Assunzione di Maria: Vita risorta!

Commento al Vangelo del 15 agosto 2021.

Nel giorno di Ferragosto, la Chiesa celebra l’Assunzione di Maria. Cioè la risurrezione della Madre di Dio. Dice la definizione di fede: «l’immacolata Madre di Dio sempre vergine Maria, terminato il corso della vita terrena, fu assunta alla gloria celeste in anima e corpo». Tutta la persona di Maria è già partecipe della glorificazione dell’umanità operata dalla Pasqua del suo Figlio. Nata tutta bella, avendo vissuto in piena e gioiosa sintonia con la Trinità, specie partecipando all’amore del Figlio crocifisso per tutti, la Madre di Dio gode, come in anticipo rispetto a noi, della risurrezione della carne. Non sappiamo come sia concretamente il corpo glorificato di Gesù e di Maria, ma è stupendo sapere che ogni dimensione della nostra persona è riscattata dalla morte e che per l’eternità ci ameremo in corpo e anima.

Dio Padre vuole per tutti questa risurrezione. Questa trasfigurazione. Questa rivoluzione.

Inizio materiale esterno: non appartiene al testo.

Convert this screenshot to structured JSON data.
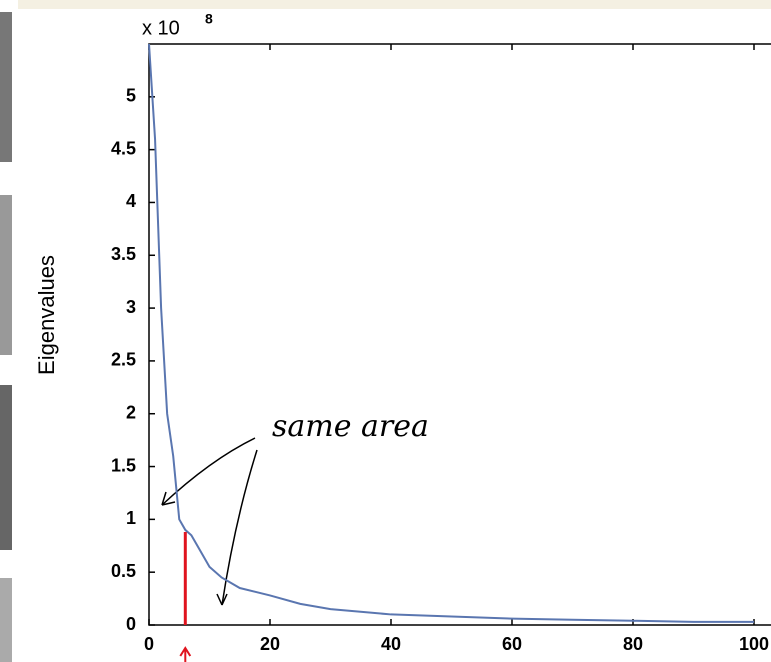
{
  "chart_data": {
    "type": "line",
    "y_label": "Eigenvalues",
    "multiplier": {
      "base": "x 10",
      "exponent": "8"
    },
    "annotation": "same area",
    "x": [
      0,
      1,
      2,
      3,
      4,
      5,
      6,
      7,
      8,
      10,
      12,
      15,
      20,
      25,
      30,
      40,
      50,
      60,
      70,
      80,
      90,
      100
    ],
    "series": [
      {
        "name": "Eigenvalues",
        "color": "#5a76b0",
        "values": [
          5.5,
          4.6,
          3.0,
          2.0,
          1.6,
          1.0,
          0.9,
          0.85,
          0.75,
          0.55,
          0.45,
          0.35,
          0.28,
          0.2,
          0.15,
          0.1,
          0.08,
          0.06,
          0.05,
          0.04,
          0.03,
          0.03
        ]
      }
    ],
    "highlight": {
      "x": 6,
      "y": 0.88,
      "color": "#e0141e"
    },
    "xlim": [
      0,
      103
    ],
    "ylim": [
      0,
      5.5
    ],
    "xticks": [
      0,
      20,
      40,
      60,
      80,
      100
    ],
    "yticks": [
      0,
      0.5,
      1,
      1.5,
      2,
      2.5,
      3,
      3.5,
      4,
      4.5,
      5
    ]
  }
}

Guardando Maria oggi siamo invitati ad andare in profondità. La sua risurrezione è certamente un fatto ‘fisico’, che ha coinvolto la sua corporeità, ma più in profondità è il segno di una trasformazione del suo ‘cuore’: la vita della Madre di Dio è stata un canto di comunione, di condivisione, di esperienza di unità con il cuore del suo Figlio. La risurrezione di Maria è conseguenza di quella unione d’amore indistruttibile che Dio vuole vivere con ogni uomo e donna da Lui creati. Di contro c’è l’esperienza della divisione, della lontananza da Dio, della malintesa autonomia del peccato, che tanti guai provoca nella vita delle persone e della società.

Maria aveva capito bene questa ‘rivoluzione’ interiore, e, incontrando Elisabetta (Lc 1,39-56), ha cantato il desiderio di Dio di cambiare la situazione dell’umanità segnata dalla morte, dalla superbia, dalla prepotenza. La scelta di Dio è molto chiara, perchè Lui è fatto così: in Dio non c’è orgoglio, né violenza, né egoismo, né volontà di schiacciare gli altri. In Dio c’è una potenza umile, che soccorre con la sua compassione, che prova compassione per gli affamati e si dà da fare per loro.

Celebrare l’assunzione di Maria è dunque occasione di contemplazione e di rinnovata decisione.

Contemplazione di quel che Dio vuole donare ad ogni persona: una vita piena di forza dell’amore, adesso e per l’eternità.
Decisione di stare dalla sua parte, vivendo concretamente, adesso, la misericordia verso tutti, specialmente i poveri e gli umili, quelli vicini e quelli lontani, e rinunciando e denunciando ogni forma di superbia e di prepotenza.